Responding to immediate backlash after announcing that Chelsea Manning would be a visiting fellow at Harvard University’s Institute of Politics, the university swiftly disinvited Manning from the fellowship—while maintaining every other aspect of its invitation. That is, Manning will still visit Harvard to meet with students and speak at the Forum but without the title.
Just hours after the press reported Manning’s fellowship, Michael J. Morell, a deputy director at the CIA under President Barack Obama, immediately resigned as a fellow, calling the invitation to Ms. Manning “wholly inappropriate,” according to a September 15 New York Times report, adding that Manning’s fellowship “honors a convicted felon and leaker of classified information.”
Morell had been serving as a nonresident senior fellow at Harvard’s Belfer Center for Science and International Affairs. In his letter of resignation, he expressed concern that Manning’s fellowship would “encourage others to leak classified information as well.”
Later that day, CIA director Mike Pompeo, a Harvard Law School graduate, withdrew from a forum he was scheduled to appear on that night.
The controversy, of course, goes back to Manning, an Army intelligence analyst, turning over hundreds of thousands of classified documents to Wikileaks in 2010 that revealed American military and diplomatic activities across the world, notably in Iraq and Afghanistan.
Just before leaving office last winter, President Obama commuted Manning’s 35-year prison sentence down to roughly seven years served. While under custody, Manning came out as a transgender woman and suffered extreme persecution while incarcerated at the men’s military prison at Fort Leavenworth, Kansas, noted Obama in his statements related to the commutation.
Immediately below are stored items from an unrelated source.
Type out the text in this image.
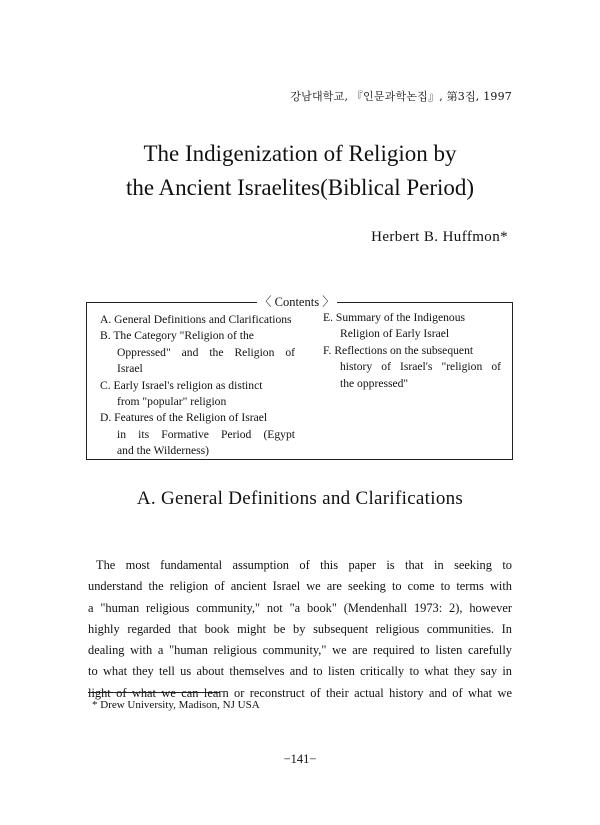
강남대학교, 『인문과학논집』, 第3집, 1997
The Indigenization of Religion by
the Ancient Israelites(Biblical Period)
Herbert B. Huffmon*
〈 Contents 〉
A. General Definitions and Clarifications
B. The Category "Religion of the
Oppressed" and the Religion of
Israel
C. Early Israel's religion as distinct
from "popular" religion
D. Features of the Religion of Israel
in its Formative Period (Egypt
and the Wilderness)
E. Summary of the Indigenous
Religion of Early Israel
F. Reflections on the subsequent
history of Israel's "religion of
the oppressed"
A. General Definitions and Clarifications
The most fundamental assumption of this paper is that in seeking to
understand the religion of ancient Israel we are seeking to come to terms with
a "human religious community," not "a book" (Mendenhall 1973: 2), however
highly regarded that book might be by subsequent religious communities. In
dealing with a "human religious community," we are required to listen carefully
to what they tell us about themselves and to listen critically to what they say in
light of what we can learn or reconstruct of their actual history and of what we
* Drew University, Madison, NJ USA
−141−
Twice, she attempted suicide. Her 35-year sentence was by far the longest punishment ever imposed in the United States for a leak conviction, Obama also pointed out.
Harvard Dean Douglas W. Elmendorf of the university’s Kennedy School of Government took full responsibility. “I now think that designating Chelsea Manning as a Visiting Fellow was a mistake, for which I accept responsibility,” he wrote in a statement today.
“I still think that having her speak in the Forum and talk with students is consistent with our longstanding approach, which puts great emphasis on the value of hearing from a diverse collection of people,” Elmendorf added. “But I see more clearly now that many people view a Visiting Fellow title as an honorific, so we should weigh that consideration when offering invitations.”
The decision did not sit well with Manning’s lawyer Chase Strangio, who wrote in a statement of his own that “the decision to withdraw Chelsea Manning’s visiting fellowship in the middle of the night without coherent explanation is disgraceful even for Harvard. … That they are unwilling to stand by their decision is a testament to the disturbing control the CIA has over them.”
For her part, Manning tweeted that she is “honored to be 1st disinvited trans woman visiting fellow” and appears still planning to accept Harvard’s invitation to spend a day at the university meeting with students and speaking at the Kennedy School’s public forum even without the honorific title in question.
Among the 35 visiting fellows Harvard announced yesterday along with Manning are former White House press secretary Sean Spicer and Hillary Clinton’s openly gay 2016 presidential campaign manager Robby Mook.